Wednesday, the 8th of March -

We woke up early so we could eat breakfast and head down to the camp. Neither Tom nor myself really knew what we would be doing, nor what we could do. He's similarly skilled to myself (in Australia, he's a HVAC Engineer) and so our first assignment was slightly disappointing. I hate to say that or make it sound as though something is beneath me, but with everything that NEEDS done, our task (cleanup crew) was initially a bit annoying. That may be because there is little to no organization within the other volunteers and likewise, almost no leadership. We waited for ~1 hour to find out what cleanup crew even meant before starting. I didn't mind, really, as this gave me a chance to take some photos of my surroundings (I'll take more later and try to find some people to interview). I want to make a crowdfunding page to try and get some more aid for these people... 
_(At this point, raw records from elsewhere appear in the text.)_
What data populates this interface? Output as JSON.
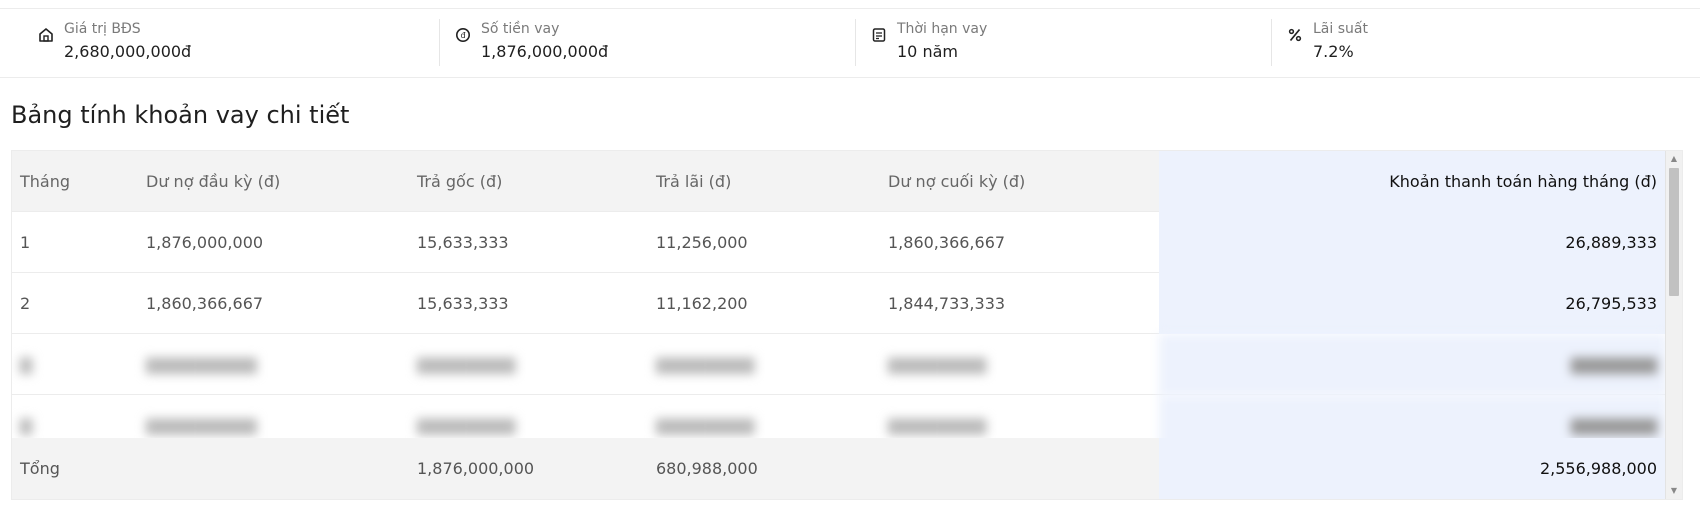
{
  "summary": {
    "items": [
      {
        "icon": "house-icon",
        "label": "Giá trị BĐS",
        "value": "2,680,000,000đ"
      },
      {
        "icon": "coin-icon",
        "label": "Số tiền vay",
        "value": "1,876,000,000đ"
      },
      {
        "icon": "calendar-icon",
        "label": "Thời hạn vay",
        "value": "10 năm"
      },
      {
        "icon": "percent-icon",
        "label": "Lãi suất",
        "value": "7.2%"
      }
    ]
  },
  "table": {
    "title": "Bảng tính khoản vay chi tiết",
    "headers": [
      "Tháng",
      "Dư nợ đầu kỳ (đ)",
      "Trả gốc (đ)",
      "Trả lãi (đ)",
      "Dư nợ cuối kỳ (đ)",
      "Khoản thanh toán hàng tháng (đ)"
    ],
    "rows": [
      [
        "1",
        "1,876,000,000",
        "15,633,333",
        "11,256,000",
        "1,860,366,667",
        "26,889,333"
      ],
      [
        "2",
        "1,860,366,667",
        "15,633,333",
        "11,162,200",
        "1,844,733,333",
        "26,795,533"
      ]
    ],
    "total": {
      "label": "Tổng",
      "principal": "1,876,000,000",
      "interest": "680,988,000",
      "payment": "2,556,988,000"
    }
  },
  "colors": {
    "accent_column": "#edf2fd",
    "header_bg": "#f3f3f3"
  }
}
Anyways, cleanup crew meant that we would be cutting down brush and thorn bushes so an excavator could come in and clear out the huge piles of garbage, clothing, and human waste that filled the voids between the old train platforms. After clearing the foliage, we then had to use an old, bent, and twisted shovel to clear the garbage and fecal matter that had piled up on the platforms themselves down into the pits. It was a disgusting job that seemed to never end and by the end of the day, I was exhausted. I did, however, notice that although the refugees' situation is nowhere near ideal, many of them really try and make the best out of it. There were children outside playing with an old soccer ball and despite the hardships that they face daily, they still managed to keep their smiles intact and seemingly transport their minds to another place and time. 

The Days Following

Following our time at the camp, we were asked to help at a warehouse in one of the south-western neighborhoods of Belgrade. The NGOs that are funding the refugee aid had found a warehouse to use as a distribution point for all of the Balkans and needed some mechanical aid in getting it fully functional. Honestly, there wasn't/isn't much that needs done to make it useful except for some simple wiring and getting an old conveyor up and running. This meant that Tom and I needed to contact a belt supplier and meet up with him at the warehouse to discuss our needs and what else would need done (plus the cost of materials/labor). Essentially, it's been one big waiting game. Them waiting for us, us waiting for them, both us and them waiting on the supplier to provide a quote. A painful experience, if I'm being honest. 

I think I'll leave this blog as a standalone and type up another.